What a life: surrounded by more food than you could ever eat and protected above and below from all of your enemies—well, almost all. The sole aim of certain small female wasps is to find a tupelo leafminer larva, pierce its leaf mine fortress, and lay her egg inside so that her offspring can consume the moth alive.

She will locate her quarry by tapping, tapping, tapping on the leaves and sensing the change in vibrations between normal, intact leaf tissue and hollow leaf mines containing moth larvae.

The leafminer can sense that tapping, though, and it has tools to fight back. Candace Low discovered that tupelo leafminer larvae use special hardened structures on their body segments to generate vibrations of their own, making clicks and rattles strong enough when amplified by the leaf tissue that a even a human being can hear them. Dr. Low’s observations suggest that the larvae use some of these vibrations to deter parasitoid wasps from completing their singular mission—perhaps by confusing or frightening them.

These life-or-death rhythmic, acoustic performances play out on the leaves of every tupelo tree in Central Park and across much of eastern North America, whether any of us pay attention or not.

If a tupelo leafminer larva is lucky and successful, it will grow to its maximum size, approximately 3 millimeters long. It will have created a hollow mine in the leaf approximately the size of a human thumbnail. It will then use its jaws to cut its way out of the leaf. It will chew out an oval-shaped piece of leaf epidermis from the empty mine, creating a pocket-like shelter for itself by binding the upper and lower bits of leaf epidermis together with silk. Picture a kid in a potato sack race.

It will depart the leaf that has been its entire world up to this point, rappelling down on a silk fiber and wriggling away—it does not have legs—until it finds a suitable place, like a small bark crevice, to affix its tiny shelter and wait. Hopefully, its camouflage job is good enough to evade the probing bills of Brown Creepers or Ruby-crowned Kinglets and the hungry jaws of ants through autumn and the winter months.

Imagine it there, secure in its shelter, which is smaller than the end of a pencil eraser, as the first frost glazes the world and the first snowfall buries it. The larva waits and waits, snug inside its sleeping bag made from a tupelo leaf, as Earth tips back and forth, and finally, when the time is right at the height of the new year, it will complete its metamorphosis and emerge, winged.

That is just one species on just one plant. Tupelo leaves also host two microscopic mite species: One creates pimple-like bumps on the leaves, and the other creates fancy-looking scalloped edges on the leaves it inhabits. There is a second leaf-mining caterpillar, Ectoedemia nyssaefoliella, and several much larger caterpillars that feed externally on tupelo leaves, such as the larva of the striking black-and-white Hebrew moth.

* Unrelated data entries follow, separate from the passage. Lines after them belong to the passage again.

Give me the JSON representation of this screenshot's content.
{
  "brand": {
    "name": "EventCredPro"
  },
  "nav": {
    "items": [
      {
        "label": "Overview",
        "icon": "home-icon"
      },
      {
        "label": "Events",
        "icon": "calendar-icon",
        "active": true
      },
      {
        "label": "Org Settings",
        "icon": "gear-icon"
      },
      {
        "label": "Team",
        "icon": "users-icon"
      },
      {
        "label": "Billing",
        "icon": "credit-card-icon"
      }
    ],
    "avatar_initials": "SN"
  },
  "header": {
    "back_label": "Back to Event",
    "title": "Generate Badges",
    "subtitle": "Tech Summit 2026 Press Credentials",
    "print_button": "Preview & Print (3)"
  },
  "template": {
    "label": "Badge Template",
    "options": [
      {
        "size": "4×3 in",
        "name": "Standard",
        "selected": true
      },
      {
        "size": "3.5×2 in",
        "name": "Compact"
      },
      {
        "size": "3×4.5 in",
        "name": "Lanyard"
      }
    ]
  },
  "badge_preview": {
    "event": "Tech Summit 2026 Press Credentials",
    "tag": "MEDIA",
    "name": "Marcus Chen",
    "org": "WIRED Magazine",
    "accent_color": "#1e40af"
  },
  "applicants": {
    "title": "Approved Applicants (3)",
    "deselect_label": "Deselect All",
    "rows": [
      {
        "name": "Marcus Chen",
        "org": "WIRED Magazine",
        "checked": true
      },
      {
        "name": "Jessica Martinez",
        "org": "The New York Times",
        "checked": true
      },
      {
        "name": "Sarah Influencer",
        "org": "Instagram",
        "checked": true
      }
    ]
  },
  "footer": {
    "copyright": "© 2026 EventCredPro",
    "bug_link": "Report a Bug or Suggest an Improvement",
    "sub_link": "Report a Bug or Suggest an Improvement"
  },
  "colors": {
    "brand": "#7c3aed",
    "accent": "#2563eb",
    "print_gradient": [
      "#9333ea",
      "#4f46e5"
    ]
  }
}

Those caterpillars might become food for warblers or titmice as the solar energy captured by a leaf moves through Earth’s food web.

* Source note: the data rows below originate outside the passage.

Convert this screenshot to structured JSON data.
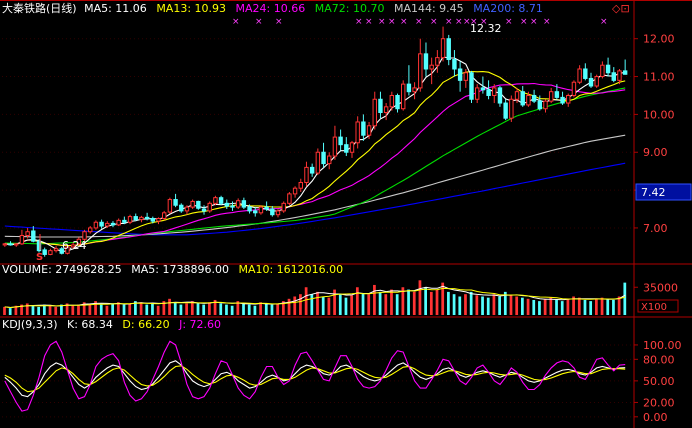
{
  "header": {
    "title": "大秦铁路(日线)",
    "ma5": "MA5: 11.06",
    "ma13": "MA13: 10.93",
    "ma24": "MA24: 10.66",
    "ma72": "MA72: 10.70",
    "ma144": "MA144: 9.45",
    "ma200": "MA200: 8.71",
    "nav_glyph": "◇⊡"
  },
  "volume_header": {
    "label": "VOLUME: 2749628.25",
    "ma5": "MA5: 1738896.00",
    "ma10": "MA10: 1612016.00"
  },
  "kdj_header": {
    "label": "KDJ(9,3,3)",
    "k": "K: 68.34",
    "d": "D: 66.20",
    "j": "J: 72.60"
  },
  "colors": {
    "up": "#ff3333",
    "down": "#54ffff",
    "ma5": "#ffffff",
    "ma13": "#ffff00",
    "ma24": "#ff00ff",
    "ma72": "#00dd00",
    "ma144": "#c8c8c8",
    "ma200": "#0000ff",
    "axis": "#b00000",
    "tick": "#ff4040"
  },
  "chart_data": [
    {
      "type": "candlestick",
      "price_axis": {
        "ticks": [
          "12.00",
          "11.00",
          "10.00",
          "9.00",
          "8.00",
          "7.00"
        ],
        "ylim": [
          6.1,
          12.6
        ]
      },
      "current_price": "7.42",
      "annotations": {
        "high": "12.32",
        "low": "6.24",
        "signal": "S"
      },
      "candles": [
        [
          6.55,
          6.6,
          6.5,
          6.58
        ],
        [
          6.58,
          6.65,
          6.53,
          6.55
        ],
        [
          6.55,
          6.6,
          6.5,
          6.58
        ],
        [
          6.58,
          6.95,
          6.55,
          6.8
        ],
        [
          6.8,
          7.0,
          6.72,
          6.9
        ],
        [
          6.92,
          7.05,
          6.62,
          6.65
        ],
        [
          6.65,
          6.7,
          6.35,
          6.4
        ],
        [
          6.42,
          6.48,
          6.24,
          6.3
        ],
        [
          6.3,
          6.45,
          6.28,
          6.4
        ],
        [
          6.4,
          6.52,
          6.35,
          6.45
        ],
        [
          6.45,
          6.5,
          6.3,
          6.33
        ],
        [
          6.33,
          6.55,
          6.3,
          6.5
        ],
        [
          6.5,
          6.62,
          6.45,
          6.55
        ],
        [
          6.58,
          6.75,
          6.55,
          6.7
        ],
        [
          6.7,
          6.95,
          6.65,
          6.9
        ],
        [
          6.9,
          7.05,
          6.85,
          7.0
        ],
        [
          7.0,
          7.2,
          6.95,
          7.15
        ],
        [
          7.15,
          7.22,
          6.98,
          7.05
        ],
        [
          7.05,
          7.18,
          7.0,
          7.12
        ],
        [
          7.12,
          7.18,
          7.02,
          7.08
        ],
        [
          7.08,
          7.25,
          7.05,
          7.2
        ],
        [
          7.2,
          7.3,
          7.1,
          7.15
        ],
        [
          7.15,
          7.35,
          7.1,
          7.3
        ],
        [
          7.3,
          7.38,
          7.18,
          7.22
        ],
        [
          7.22,
          7.32,
          7.15,
          7.28
        ],
        [
          7.28,
          7.4,
          7.2,
          7.25
        ],
        [
          7.25,
          7.3,
          7.12,
          7.18
        ],
        [
          7.18,
          7.28,
          7.1,
          7.25
        ],
        [
          7.25,
          7.45,
          7.2,
          7.4
        ],
        [
          7.42,
          7.8,
          7.38,
          7.75
        ],
        [
          7.75,
          7.9,
          7.55,
          7.6
        ],
        [
          7.6,
          7.65,
          7.4,
          7.45
        ],
        [
          7.45,
          7.6,
          7.35,
          7.55
        ],
        [
          7.55,
          7.75,
          7.5,
          7.7
        ],
        [
          7.7,
          7.72,
          7.48,
          7.52
        ],
        [
          7.5,
          7.6,
          7.35,
          7.45
        ],
        [
          7.45,
          7.7,
          7.4,
          7.65
        ],
        [
          7.65,
          7.85,
          7.6,
          7.8
        ],
        [
          7.8,
          7.85,
          7.6,
          7.65
        ],
        [
          7.65,
          7.75,
          7.5,
          7.58
        ],
        [
          7.58,
          7.7,
          7.45,
          7.55
        ],
        [
          7.55,
          7.78,
          7.5,
          7.72
        ],
        [
          7.72,
          7.8,
          7.5,
          7.55
        ],
        [
          7.55,
          7.62,
          7.38,
          7.45
        ],
        [
          7.45,
          7.55,
          7.3,
          7.4
        ],
        [
          7.4,
          7.6,
          7.35,
          7.55
        ],
        [
          7.55,
          7.7,
          7.45,
          7.5
        ],
        [
          7.5,
          7.58,
          7.3,
          7.35
        ],
        [
          7.35,
          7.5,
          7.28,
          7.45
        ],
        [
          7.45,
          7.7,
          7.4,
          7.65
        ],
        [
          7.65,
          7.95,
          7.6,
          7.9
        ],
        [
          7.9,
          8.1,
          7.8,
          8.05
        ],
        [
          8.05,
          8.3,
          7.95,
          8.2
        ],
        [
          8.2,
          8.75,
          8.1,
          8.6
        ],
        [
          8.6,
          8.7,
          8.35,
          8.45
        ],
        [
          8.45,
          9.1,
          8.4,
          9.0
        ],
        [
          9.0,
          9.25,
          8.6,
          8.7
        ],
        [
          8.7,
          9.0,
          8.55,
          8.9
        ],
        [
          8.9,
          9.7,
          8.8,
          9.4
        ],
        [
          9.4,
          9.6,
          9.05,
          9.2
        ],
        [
          9.2,
          9.4,
          8.9,
          9.0
        ],
        [
          9.0,
          9.3,
          8.85,
          9.25
        ],
        [
          9.25,
          9.95,
          9.1,
          9.8
        ],
        [
          9.8,
          10.0,
          9.3,
          9.45
        ],
        [
          9.45,
          9.8,
          9.35,
          9.7
        ],
        [
          9.7,
          10.6,
          9.6,
          10.4
        ],
        [
          10.4,
          10.6,
          9.9,
          10.05
        ],
        [
          10.05,
          10.3,
          9.85,
          10.2
        ],
        [
          10.2,
          10.6,
          10.1,
          10.5
        ],
        [
          10.5,
          10.55,
          10.05,
          10.15
        ],
        [
          10.15,
          10.9,
          10.1,
          10.8
        ],
        [
          10.8,
          11.3,
          10.5,
          10.6
        ],
        [
          10.6,
          10.85,
          10.4,
          10.7
        ],
        [
          10.7,
          12.0,
          10.6,
          11.6
        ],
        [
          11.6,
          11.9,
          11.0,
          11.2
        ],
        [
          11.2,
          11.5,
          10.8,
          11.3
        ],
        [
          11.3,
          11.7,
          11.1,
          11.5
        ],
        [
          11.5,
          12.32,
          11.4,
          12.0
        ],
        [
          12.0,
          12.1,
          11.3,
          11.45
        ],
        [
          11.45,
          11.7,
          11.0,
          11.2
        ],
        [
          11.2,
          11.4,
          10.6,
          10.9
        ],
        [
          10.9,
          11.2,
          10.7,
          11.1
        ],
        [
          11.1,
          11.15,
          10.3,
          10.4
        ],
        [
          10.4,
          10.8,
          10.3,
          10.7
        ],
        [
          10.7,
          11.0,
          10.55,
          10.65
        ],
        [
          10.65,
          10.9,
          10.4,
          10.5
        ],
        [
          10.5,
          10.8,
          10.3,
          10.7
        ],
        [
          10.7,
          10.75,
          10.2,
          10.3
        ],
        [
          10.3,
          10.4,
          9.85,
          9.9
        ],
        [
          9.9,
          10.5,
          9.8,
          10.4
        ],
        [
          10.4,
          10.7,
          10.3,
          10.6
        ],
        [
          10.6,
          10.75,
          10.2,
          10.25
        ],
        [
          10.25,
          10.6,
          10.2,
          10.5
        ],
        [
          10.5,
          10.65,
          10.3,
          10.35
        ],
        [
          10.35,
          10.5,
          10.1,
          10.15
        ],
        [
          10.15,
          10.4,
          10.05,
          10.35
        ],
        [
          10.35,
          10.7,
          10.3,
          10.6
        ],
        [
          10.6,
          10.8,
          10.4,
          10.45
        ],
        [
          10.45,
          10.6,
          10.25,
          10.3
        ],
        [
          10.3,
          10.55,
          10.2,
          10.5
        ],
        [
          10.5,
          10.9,
          10.45,
          10.85
        ],
        [
          10.85,
          11.3,
          10.8,
          11.2
        ],
        [
          11.2,
          11.35,
          10.9,
          10.95
        ],
        [
          10.95,
          11.1,
          10.7,
          10.75
        ],
        [
          10.75,
          11.05,
          10.7,
          11.0
        ],
        [
          11.0,
          11.4,
          10.95,
          11.3
        ],
        [
          11.3,
          11.5,
          11.0,
          11.1
        ],
        [
          11.1,
          11.25,
          10.85,
          10.9
        ],
        [
          10.9,
          11.2,
          10.8,
          11.15
        ],
        [
          11.15,
          11.45,
          11.05,
          11.06
        ]
      ],
      "ma_lines": {
        "ma200": [
          7.05,
          6.99,
          6.93,
          6.87,
          6.82,
          6.82,
          6.88,
          6.98,
          7.11,
          7.26,
          7.43,
          7.6,
          7.78,
          7.96,
          8.15,
          8.34,
          8.53,
          8.71
        ],
        "ma144": [
          6.78,
          6.76,
          6.76,
          6.78,
          6.83,
          6.9,
          7.0,
          7.12,
          7.28,
          7.47,
          7.7,
          7.95,
          8.23,
          8.5,
          8.78,
          9.05,
          9.28,
          9.45
        ],
        "ma72": [
          6.6,
          6.58,
          6.62,
          6.72,
          6.85,
          6.95,
          7.05,
          7.12,
          7.2,
          7.35,
          7.75,
          8.3,
          8.9,
          9.45,
          9.95,
          10.25,
          10.5,
          10.7
        ]
      }
    },
    {
      "type": "bar",
      "name": "VOLUME",
      "ticks": [
        "35000"
      ],
      "unit": "X100",
      "values": [
        7,
        6,
        8,
        9,
        10,
        8,
        7,
        9,
        8,
        7,
        9,
        10,
        8,
        9,
        11,
        10,
        12,
        9,
        8,
        10,
        11,
        9,
        10,
        12,
        11,
        9,
        10,
        8,
        12,
        14,
        11,
        9,
        10,
        12,
        10,
        9,
        11,
        13,
        10,
        9,
        8,
        12,
        10,
        9,
        8,
        11,
        10,
        9,
        10,
        12,
        14,
        16,
        18,
        24,
        18,
        20,
        16,
        15,
        22,
        18,
        15,
        17,
        24,
        19,
        18,
        26,
        20,
        18,
        22,
        18,
        24,
        22,
        20,
        30,
        24,
        20,
        22,
        28,
        20,
        18,
        16,
        18,
        20,
        17,
        16,
        15,
        18,
        16,
        20,
        17,
        16,
        15,
        14,
        13,
        12,
        14,
        15,
        13,
        12,
        14,
        16,
        15,
        13,
        12,
        14,
        15,
        14,
        13,
        16,
        28
      ]
    },
    {
      "type": "line",
      "name": "KDJ",
      "ticks": [
        "100.00",
        "80.00",
        "50.00",
        "20.00",
        "0.00"
      ],
      "ylim": [
        -10,
        118
      ],
      "series": [
        {
          "name": "K",
          "values": [
            55,
            48,
            40,
            30,
            28,
            35,
            45,
            60,
            70,
            75,
            72,
            65,
            55,
            45,
            40,
            45,
            55,
            62,
            68,
            72,
            70,
            60,
            50,
            42,
            38,
            40,
            46,
            55,
            65,
            75,
            78,
            72,
            60,
            50,
            45,
            42,
            45,
            52,
            60,
            62,
            58,
            50,
            45,
            40,
            42,
            48,
            55,
            58,
            55,
            50,
            52,
            60,
            68,
            72,
            70,
            66,
            60,
            58,
            62,
            70,
            72,
            68,
            62,
            56,
            52,
            50,
            52,
            58,
            65,
            72,
            75,
            70,
            62,
            55,
            52,
            55,
            60,
            66,
            68,
            64,
            58,
            55,
            58,
            62,
            64,
            62,
            58,
            55,
            58,
            62,
            60,
            55,
            50,
            48,
            50,
            54,
            58,
            62,
            65,
            66,
            64,
            60,
            58,
            62,
            68,
            70,
            68,
            66,
            68,
            68.34
          ]
        },
        {
          "name": "D",
          "values": [
            58,
            54,
            48,
            40,
            35,
            36,
            40,
            48,
            56,
            64,
            68,
            66,
            60,
            52,
            46,
            45,
            49,
            55,
            61,
            66,
            68,
            65,
            58,
            51,
            45,
            43,
            44,
            49,
            56,
            64,
            70,
            71,
            66,
            59,
            53,
            48,
            46,
            48,
            53,
            57,
            58,
            55,
            51,
            46,
            44,
            45,
            49,
            53,
            54,
            52,
            52,
            55,
            60,
            65,
            68,
            67,
            64,
            61,
            61,
            64,
            67,
            68,
            66,
            62,
            58,
            55,
            54,
            55,
            59,
            64,
            69,
            70,
            67,
            62,
            58,
            57,
            58,
            61,
            64,
            64,
            62,
            59,
            58,
            59,
            61,
            62,
            61,
            59,
            58,
            59,
            60,
            58,
            55,
            52,
            51,
            52,
            54,
            57,
            60,
            62,
            63,
            62,
            60,
            60,
            63,
            66,
            67,
            67,
            67,
            66.2
          ]
        },
        {
          "name": "J",
          "values": [
            50,
            35,
            20,
            8,
            10,
            30,
            55,
            85,
            100,
            105,
            90,
            65,
            40,
            25,
            28,
            45,
            70,
            80,
            85,
            88,
            78,
            48,
            30,
            22,
            25,
            35,
            52,
            70,
            90,
            105,
            100,
            75,
            45,
            28,
            25,
            28,
            40,
            60,
            78,
            75,
            58,
            40,
            30,
            25,
            35,
            55,
            70,
            70,
            55,
            45,
            50,
            72,
            88,
            90,
            78,
            65,
            52,
            50,
            68,
            85,
            85,
            70,
            52,
            42,
            40,
            42,
            50,
            65,
            82,
            92,
            90,
            70,
            50,
            40,
            40,
            52,
            65,
            80,
            78,
            64,
            50,
            45,
            55,
            68,
            72,
            62,
            50,
            45,
            55,
            68,
            62,
            48,
            38,
            38,
            45,
            58,
            68,
            75,
            78,
            76,
            68,
            55,
            52,
            65,
            80,
            82,
            72,
            64,
            72,
            72.6
          ]
        }
      ]
    }
  ]
}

Nearby, the oak leaves have their own countless dramas in progress, as do the willows, the maples, the apples, the asters, and even tripartite poison ivy—so much life emanating from every single leaf.

Across the northern latitudes, trillions of leaves are shutting down, flushing outrageous colors in celebration of everything they have accomplished on behalf of creatures great and small. Even now, their work is not done: They will shelter cocoons, nurseries, and fungal spores through the winter, and their nutrients and carbon will ultimately return to the earth.

So in this season of dying and suspended animation, let your spirit rise in ovation for the leaves and all of the life they have fostered, including your own!